The biggest change I ever made in my life was changing from being a skeptic or agnostic concerning my life to one of realization that we do not come to an end when our physical bodies die. It was when I was introduced to what is often called the 'paranormal' or mysticism. It came with the simple suggestion that I try a particular occult practice, much as is done by Spiritualists, but to undertake it alone, so that there would be no doubt in my own mind that someone was playing tricks on me or kidding me along. I tried the practice and, after a number of efforts, found that it did work.
This meant, in effect, that I could communicate - if the others parties were willing - with people who were supposedly 'dead.' In other words I was being contacted by and contacting and communicating 'with the spirits.'
Of course, the primitive way I'd been doing this gave way to my now commonly used practice of Automatic Writing or, more accurately, Automatic Typing (I learned to touch type at eighteen years of age)
So to answer the question of my biggest personal change: it was one of the mind and heart. For I realized that I - and, of course, every other human being - is far, far more than most of us give ourselves credit for. But a lot of my Hubs bespeak my current knowledge, beliefs, and knowings. Maybe you can learn more about these by have a read of some of them.
The decision to stop worrying about my body size and learning to accept I have curves and make the most of them!
At first I thought it was getting married, now I have to say being a dad sparked the biggest change in me - the change is more patience in me.
The biggest personal change I've ever made was accepting myself for who I am and just be thankful in what I have in life.

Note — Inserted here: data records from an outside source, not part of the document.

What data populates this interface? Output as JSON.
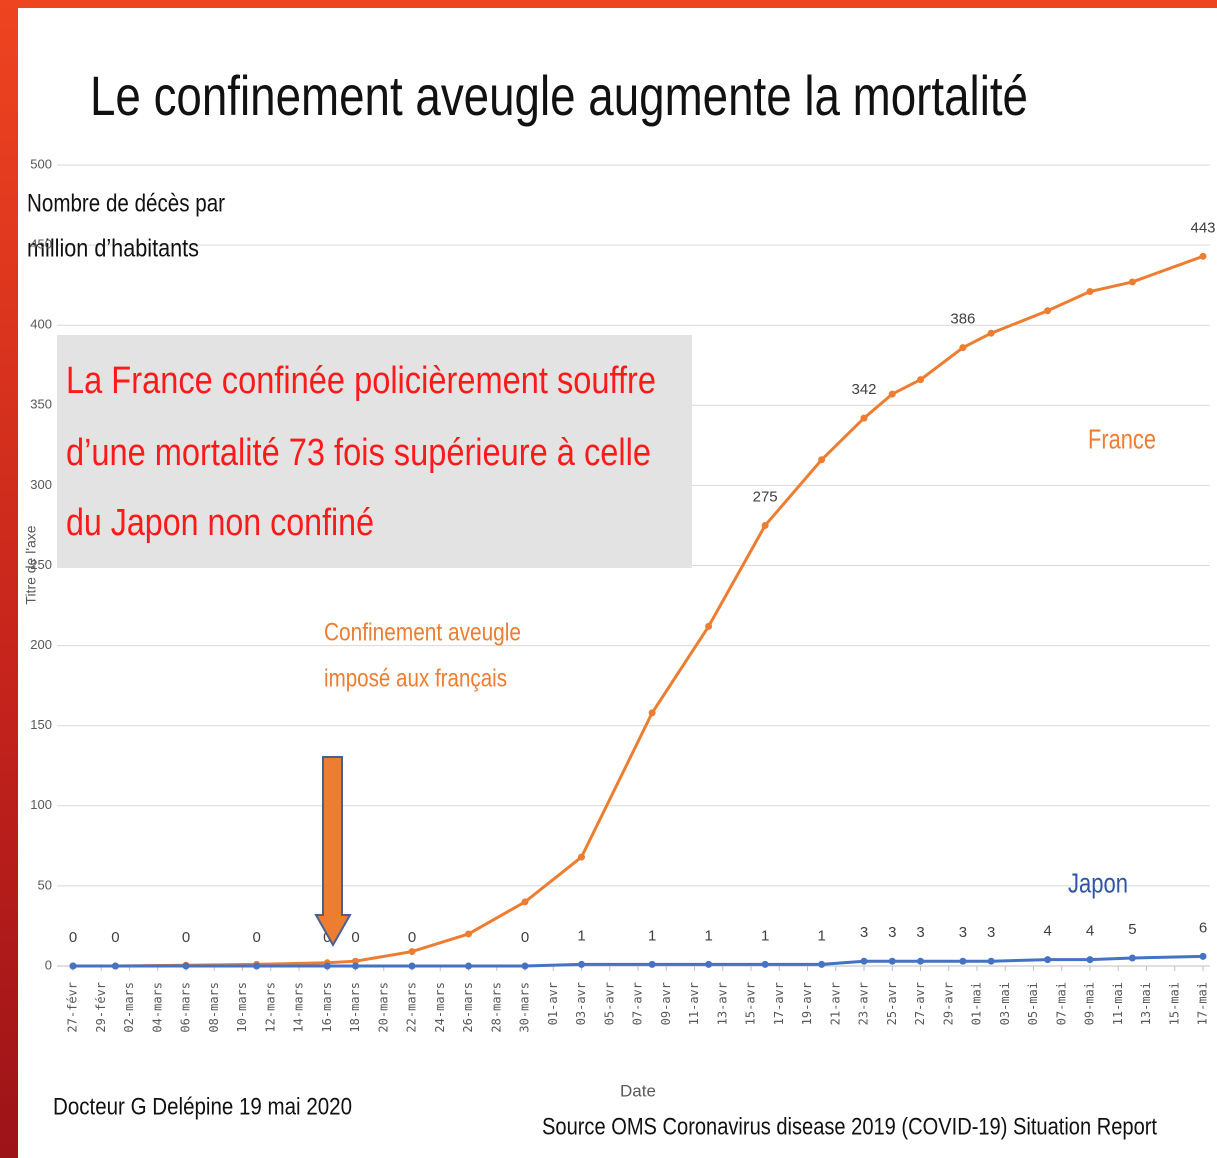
{
  "chart_data": {
    "type": "line",
    "title": "Le confinement aveugle augmente la mortalité",
    "ylabel": [
      "Nombre de décès par",
      "million d’habitants"
    ],
    "axis_title_y": "Titre de l'axe",
    "xlabel": "Date",
    "xlim": [
      0,
      80
    ],
    "xticks": [
      {
        "value": 0,
        "label": "27-févr"
      },
      {
        "value": 2,
        "label": "29-févr"
      },
      {
        "value": 4,
        "label": "02-mars"
      },
      {
        "value": 6,
        "label": "04-mars"
      },
      {
        "value": 8,
        "label": "06-mars"
      },
      {
        "value": 10,
        "label": "08-mars"
      },
      {
        "value": 12,
        "label": "10-mars"
      },
      {
        "value": 14,
        "label": "12-mars"
      },
      {
        "value": 16,
        "label": "14-mars"
      },
      {
        "value": 18,
        "label": "16-mars"
      },
      {
        "value": 20,
        "label": "18-mars"
      },
      {
        "value": 22,
        "label": "20-mars"
      },
      {
        "value": 24,
        "label": "22-mars"
      },
      {
        "value": 26,
        "label": "24-mars"
      },
      {
        "value": 28,
        "label": "26-mars"
      },
      {
        "value": 30,
        "label": "28-mars"
      },
      {
        "value": 32,
        "label": "30-mars"
      },
      {
        "value": 34,
        "label": "01-avr"
      },
      {
        "value": 36,
        "label": "03-avr"
      },
      {
        "value": 38,
        "label": "05-avr"
      },
      {
        "value": 40,
        "label": "07-avr"
      },
      {
        "value": 42,
        "label": "09-avr"
      },
      {
        "value": 44,
        "label": "11-avr"
      },
      {
        "value": 46,
        "label": "13-avr"
      },
      {
        "value": 48,
        "label": "15-avr"
      },
      {
        "value": 50,
        "label": "17-avr"
      },
      {
        "value": 52,
        "label": "19-avr"
      },
      {
        "value": 54,
        "label": "21-avr"
      },
      {
        "value": 56,
        "label": "23-avr"
      },
      {
        "value": 58,
        "label": "25-avr"
      },
      {
        "value": 60,
        "label": "27-avr"
      },
      {
        "value": 62,
        "label": "29-avr"
      },
      {
        "value": 64,
        "label": "01-mai"
      },
      {
        "value": 66,
        "label": "03-mai"
      },
      {
        "value": 68,
        "label": "05-mai"
      },
      {
        "value": 70,
        "label": "07-mai"
      },
      {
        "value": 72,
        "label": "09-mai"
      },
      {
        "value": 74,
        "label": "11-mai"
      },
      {
        "value": 76,
        "label": "13-mai"
      },
      {
        "value": 78,
        "label": "15-mai"
      },
      {
        "value": 80,
        "label": "17-mai"
      }
    ],
    "ylim": [
      0,
      500
    ],
    "yticks": [
      0,
      50,
      100,
      150,
      200,
      250,
      300,
      350,
      400,
      450,
      500
    ],
    "grid": true,
    "series": [
      {
        "name": "France",
        "color": "#ed7d31",
        "x": [
          0,
          3,
          8,
          13,
          18,
          20,
          24,
          28,
          32,
          36,
          41,
          45,
          49,
          53,
          56,
          58,
          60,
          63,
          65,
          69,
          72,
          75,
          80
        ],
        "values": [
          0,
          0,
          0.5,
          1,
          2,
          3,
          9,
          20,
          40,
          68,
          158,
          212,
          275,
          316,
          342,
          357,
          366,
          386,
          395,
          409,
          421,
          427,
          443
        ],
        "value_labels": [
          null,
          null,
          null,
          null,
          null,
          null,
          null,
          null,
          null,
          null,
          null,
          null,
          "275",
          null,
          "342",
          null,
          null,
          "386",
          null,
          null,
          null,
          null,
          "443"
        ]
      },
      {
        "name": "Japon",
        "color": "#4472c4",
        "x": [
          0,
          3,
          8,
          13,
          18,
          20,
          24,
          28,
          32,
          36,
          41,
          45,
          49,
          53,
          56,
          58,
          60,
          63,
          65,
          69,
          72,
          75,
          80
        ],
        "values": [
          0,
          0,
          0,
          0,
          0,
          0,
          0,
          0,
          0,
          1,
          1,
          1,
          1,
          1,
          3,
          3,
          3,
          3,
          3,
          4,
          4,
          5,
          6
        ],
        "value_labels": [
          "0",
          "0",
          "0",
          "0",
          "0",
          "0",
          "0",
          null,
          "0",
          "1",
          "1",
          "1",
          "1",
          "1",
          "3",
          "3",
          "3",
          "3",
          "3",
          "4",
          "4",
          "5",
          "6"
        ]
      }
    ],
    "annotations": [
      {
        "lines": [
          "La France confinée policièrement  souffre",
          "d’une mortalité 73 fois supérieure à celle",
          "du Japon non confiné"
        ]
      },
      {
        "lines": [
          "Confinement aveugle",
          "imposé aux français"
        ]
      }
    ],
    "author": "Docteur G Delépine 19 mai 2020",
    "source": "Source OMS Coronavirus disease 2019 (COVID-19) Situation Report"
  }
}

I realized that the way you look, the things that you have, and the accomplishments you've achieved will not make you happy. It's your attitude and outlook in life that are the most important elements of happiness. As the old adage goes, "In acceptance lieth peace."

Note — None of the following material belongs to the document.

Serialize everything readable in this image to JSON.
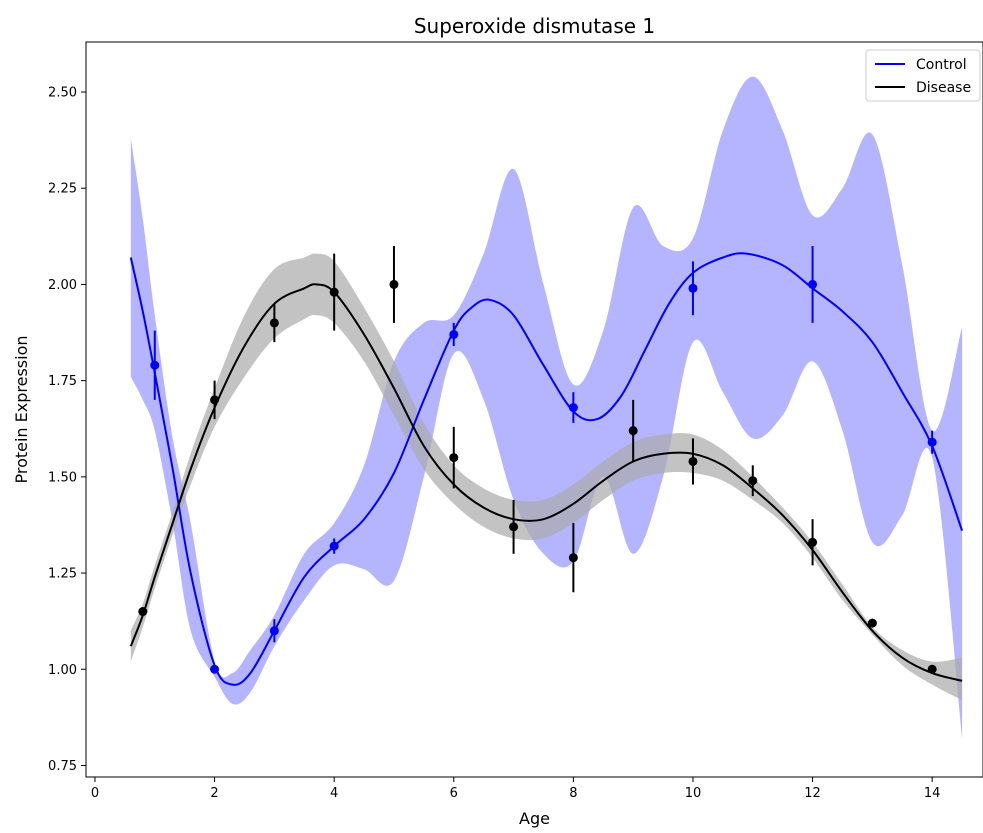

My biggest personal change would have been learning to live single, after my husband died. This took me a few years to really adjust to it, but now it is more of a sacred journey. . I have many things that I am learning, and involved in from quantum physics to metaphysics, and trying to tie this together for the lay person.
My sacred journey though didn't come right away. I experience a few more relationships, with failure, yet tons of growth. When I finally said stop to relationships, I began to devote time to getting to know me. It was in this process that my journey has turned into a sacred journey. Life is good. Yes, I miss hubby, yet I talk to him about my new findings and thoughts, knowing he hears me. I also am aware he leads me to information. I am not scared to be alone any more, nor to die alone. My sacred journey is met daily with a thank you for another day to live.
Being single is offering me opportunites that I could not explore when married or in a relationship. It has open so many doors, and I now only answer to myself. Self-empowerment has now crept through ever vein in my body, and I live my life according to me.
Lossing my husband was the hardest challenged I have ever experienced, yet I was strong enough to get off the floor, and go and discover me. That is my gift to him.
Going single to married. I had to do an "about face", all of a sudden "me, myself and I" became " we, ourselves and us".
I was terrified at first when I realized that our future was up to me and him and all of a sudden, for a while, I didn't know what I wanted in life anymore.
Was it a wise decision?
How is this going to play out?
Fantasy - Although it felt like I knew him all my life.
Reality - I really didn't.
Well, 20 years and we are still together, happy as ever!
After writing an answer to a similar question, "What's the most significant life-changing event in your life?" - I see your question more fits my story.
As I wrote there, small changes taken together become a process of change. I think especially if one is on a course of conscious self-evolution.
The small changes that have added up to significant shifts have stemmed mostly from a choice to let go of old fixed ideas, let go of attachments to how things have to be and also to material possessions.
At first it was definitely not easy to let go of things I was attached to, but after practicing this type of letting go for the past 13 years, it becomes easier and even joyful as I have found in letting go a true freedom. It is also becoming more natural to let go of hard-headed ideas of what is right and wrong, to humble myself and let go of reaction and defensiveness. The reward is living more of who I really am.
An all-at-once big change, a major turning point, came when after a traumatic event I reflected on what I believed and why. That story is also told more fully in the hub, "What do you believe and why?"
After writing out principles to live by, a few years later I chose to be true to myself, and that choice set me off on a real life adventure which has shown me that until then I was not truly alive.